In one scene, art teacher Yan Pei (Tay Kong Hui) faces questioning from the black-clad members of the ensemble in a neatly contrived info dump, after a student with known communist leanings disappears from Singapore.
English surtitles crowd the screens on either side of the stage, but the menace of the situation is obvious at a glance. Then a cast member rises and moves slowly towards Yan Pei as the questions intrude into the matter of his broken marriage to Wan Zhen (Mia Chee). The mood changes deliberately towards love and loss. Every second is neatly, literally framed by rectangular sets from Wong Chee Wai, a splash of colour offered by the little red books the ensemble holds in a visual nod to communist hunts in 1970s Singapore.
Scene by scene, snapshot by snapshot, Art Studio is beautiful, another stand-out work commissioned by the Singapore International Festival of Arts over the past four years. Multimedia by Genevieve Pek, music by Chong Li-Chuan and sound by Ng Jing are wielded like brushstrokes, sometimes expansively, sometimes in fine details such as the sound of rain intensifying an unbearable intimacy between two strangers in a small room.
The dozen actors on stage are flawless and deployed like a painter would use colour or shadow. In coloured shirts, the cast are named characters. In all-black, they are background shading adding verisimilitude to the locations of the story - brothels, a highway through a jungle, the art studio where the play begins.
Like Hotel, created by Wild Rice for the 2015 festival, Art Studio is an epic depiction of Singaporean and regional history. The story moves from 1979 to 2010, including new arts movements, the rise of the English language to the detriment of vernacular or mother-tongue narratives and even the gentrification of Singapore.
It is also an intensely personal story. Yeng wrote his novel while battling cancer and the illness shapes or truncates the lives of several characters.
Another character's pursuit of Carnatic music could have been inspired by Yeng's own wife, a student of the same.
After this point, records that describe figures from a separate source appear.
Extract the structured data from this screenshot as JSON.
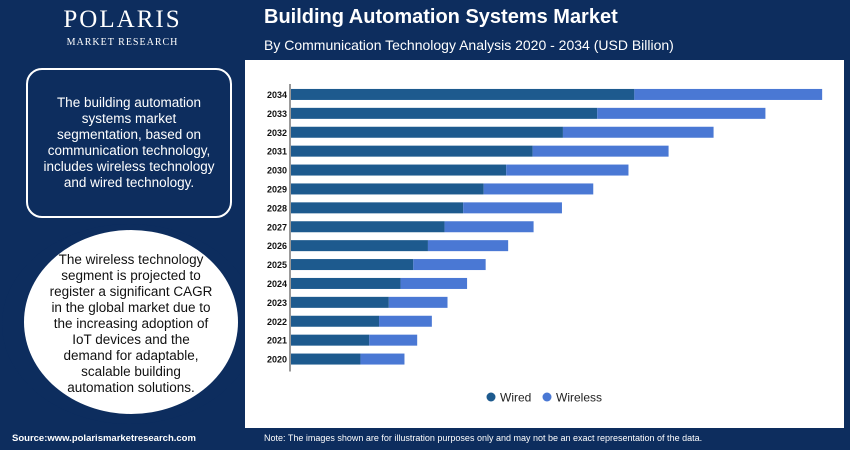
{
  "logo": {
    "brand": "POLARIS",
    "subtitle": "MARKET RESEARCH"
  },
  "header": {
    "title": "Building Automation Systems Market",
    "subtitle": "By Communication Technology Analysis 2020 - 2034 (USD Billion)"
  },
  "info": {
    "box_text": "The building automation systems market segmentation, based on communication technology, includes wireless technology and wired technology.",
    "circle_text": "The wireless technology segment is projected to register a significant CAGR in the global market due to the increasing adoption of IoT devices and the demand for adaptable, scalable building automation solutions."
  },
  "footer": {
    "source": "Source:www.polarismarketresearch.com",
    "note": "Note: The images shown are for illustration purposes only and may not be an exact representation of the data."
  },
  "colors": {
    "wired": "#1d5a8e",
    "wireless": "#4a78d4",
    "navy": "#0d2d5e"
  },
  "chart_data": {
    "type": "bar",
    "orientation": "horizontal",
    "stacked": true,
    "categories": [
      "2034",
      "2033",
      "2032",
      "2031",
      "2030",
      "2029",
      "2028",
      "2027",
      "2026",
      "2025",
      "2024",
      "2023",
      "2022",
      "2021",
      "2020"
    ],
    "series": [
      {
        "name": "Wired",
        "values": [
          35.1,
          31.3,
          27.8,
          24.7,
          22.0,
          19.7,
          17.6,
          15.7,
          14.0,
          12.5,
          11.2,
          10.0,
          9.0,
          8.0,
          7.1
        ]
      },
      {
        "name": "Wireless",
        "values": [
          19.2,
          17.2,
          15.4,
          13.9,
          12.5,
          11.2,
          10.1,
          9.1,
          8.2,
          7.4,
          6.8,
          6.0,
          5.4,
          4.9,
          4.5
        ]
      }
    ],
    "xlim": [
      0,
      55
    ],
    "legend": "bottom",
    "grid": false
  }
}
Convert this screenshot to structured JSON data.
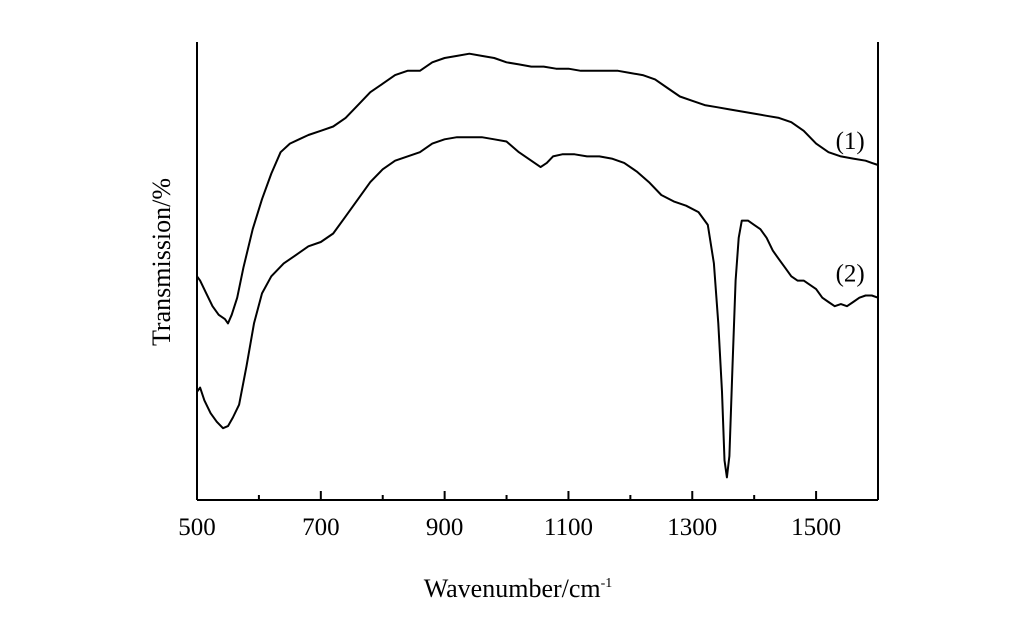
{
  "chart_data": {
    "type": "line",
    "title": "",
    "xlabel": "Wavenumber/cm",
    "xlabel_sup": "-1",
    "ylabel": "Transmission/%",
    "xlim": [
      500,
      1600
    ],
    "ylim": [
      0,
      100
    ],
    "x_ticks": [
      500,
      700,
      900,
      1100,
      1300,
      1500
    ],
    "y_ticks_shown": false,
    "grid": false,
    "series": [
      {
        "name": "(1)",
        "color": "#000000",
        "points": [
          [
            500,
            49
          ],
          [
            505,
            48
          ],
          [
            515,
            45
          ],
          [
            525,
            42
          ],
          [
            535,
            40
          ],
          [
            545,
            39
          ],
          [
            550,
            38
          ],
          [
            556,
            40
          ],
          [
            565,
            44
          ],
          [
            575,
            51
          ],
          [
            590,
            60
          ],
          [
            605,
            67
          ],
          [
            620,
            73
          ],
          [
            635,
            78
          ],
          [
            650,
            80
          ],
          [
            665,
            81
          ],
          [
            680,
            82
          ],
          [
            700,
            83
          ],
          [
            720,
            84
          ],
          [
            740,
            86
          ],
          [
            760,
            89
          ],
          [
            780,
            92
          ],
          [
            800,
            94
          ],
          [
            820,
            96
          ],
          [
            840,
            97
          ],
          [
            860,
            97
          ],
          [
            870,
            98
          ],
          [
            880,
            99
          ],
          [
            900,
            100
          ],
          [
            920,
            100.5
          ],
          [
            940,
            101
          ],
          [
            960,
            100.5
          ],
          [
            980,
            100
          ],
          [
            1000,
            99
          ],
          [
            1020,
            98.5
          ],
          [
            1040,
            98
          ],
          [
            1060,
            98
          ],
          [
            1080,
            97.5
          ],
          [
            1100,
            97.5
          ],
          [
            1120,
            97
          ],
          [
            1140,
            97
          ],
          [
            1160,
            97
          ],
          [
            1180,
            97
          ],
          [
            1200,
            96.5
          ],
          [
            1220,
            96
          ],
          [
            1240,
            95
          ],
          [
            1260,
            93
          ],
          [
            1280,
            91
          ],
          [
            1300,
            90
          ],
          [
            1320,
            89
          ],
          [
            1340,
            88.5
          ],
          [
            1360,
            88
          ],
          [
            1380,
            87.5
          ],
          [
            1400,
            87
          ],
          [
            1420,
            86.5
          ],
          [
            1440,
            86
          ],
          [
            1460,
            85
          ],
          [
            1480,
            83
          ],
          [
            1500,
            80
          ],
          [
            1520,
            78
          ],
          [
            1540,
            77
          ],
          [
            1560,
            76.5
          ],
          [
            1580,
            76
          ],
          [
            1590,
            75.5
          ],
          [
            1600,
            75
          ]
        ]
      },
      {
        "name": "(2)",
        "color": "#000000",
        "points": [
          [
            500,
            22
          ],
          [
            505,
            23
          ],
          [
            512,
            20
          ],
          [
            522,
            17
          ],
          [
            532,
            15
          ],
          [
            542,
            13.5
          ],
          [
            550,
            14
          ],
          [
            558,
            16
          ],
          [
            568,
            19
          ],
          [
            580,
            28
          ],
          [
            592,
            38
          ],
          [
            605,
            45
          ],
          [
            620,
            49
          ],
          [
            640,
            52
          ],
          [
            660,
            54
          ],
          [
            680,
            56
          ],
          [
            700,
            57
          ],
          [
            720,
            59
          ],
          [
            740,
            63
          ],
          [
            760,
            67
          ],
          [
            780,
            71
          ],
          [
            800,
            74
          ],
          [
            820,
            76
          ],
          [
            840,
            77
          ],
          [
            860,
            78
          ],
          [
            880,
            80
          ],
          [
            900,
            81
          ],
          [
            920,
            81.5
          ],
          [
            940,
            81.5
          ],
          [
            960,
            81.5
          ],
          [
            980,
            81
          ],
          [
            1000,
            80.5
          ],
          [
            1020,
            78
          ],
          [
            1040,
            76
          ],
          [
            1055,
            74.5
          ],
          [
            1065,
            75.5
          ],
          [
            1075,
            77
          ],
          [
            1090,
            77.5
          ],
          [
            1110,
            77.5
          ],
          [
            1130,
            77
          ],
          [
            1150,
            77
          ],
          [
            1170,
            76.5
          ],
          [
            1190,
            75.5
          ],
          [
            1210,
            73.5
          ],
          [
            1230,
            71
          ],
          [
            1250,
            68
          ],
          [
            1270,
            66.5
          ],
          [
            1290,
            65.5
          ],
          [
            1310,
            64
          ],
          [
            1325,
            61
          ],
          [
            1335,
            52
          ],
          [
            1342,
            38
          ],
          [
            1348,
            22
          ],
          [
            1352,
            6
          ],
          [
            1356,
            2
          ],
          [
            1360,
            7
          ],
          [
            1365,
            28
          ],
          [
            1370,
            48
          ],
          [
            1375,
            58
          ],
          [
            1380,
            62
          ],
          [
            1390,
            62
          ],
          [
            1400,
            61
          ],
          [
            1410,
            60
          ],
          [
            1420,
            58
          ],
          [
            1430,
            55
          ],
          [
            1440,
            53
          ],
          [
            1450,
            51
          ],
          [
            1460,
            49
          ],
          [
            1470,
            48
          ],
          [
            1480,
            48
          ],
          [
            1490,
            47
          ],
          [
            1500,
            46
          ],
          [
            1510,
            44
          ],
          [
            1520,
            43
          ],
          [
            1530,
            42
          ],
          [
            1540,
            42.5
          ],
          [
            1550,
            42
          ],
          [
            1560,
            43
          ],
          [
            1570,
            44
          ],
          [
            1580,
            44.5
          ],
          [
            1590,
            44.5
          ],
          [
            1600,
            44
          ]
        ]
      }
    ]
  }
}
It does not really matter. As the play and novel show, art need not be considered along with its creator.
The play begins and ends like the novel does, with a sketch, a moment of time captured on a piece of paper.
In the 30 years following the making of that sketch in a shared studio, the artists present then have changed. They have lost loves, found friends, entered or freed themselves from prisons of steel or habit. Yet the art remains unchanged. Good or bad, it captures a moment that was and will never be again. Just as this play does, framing a slice of time memorably, with passion and honesty.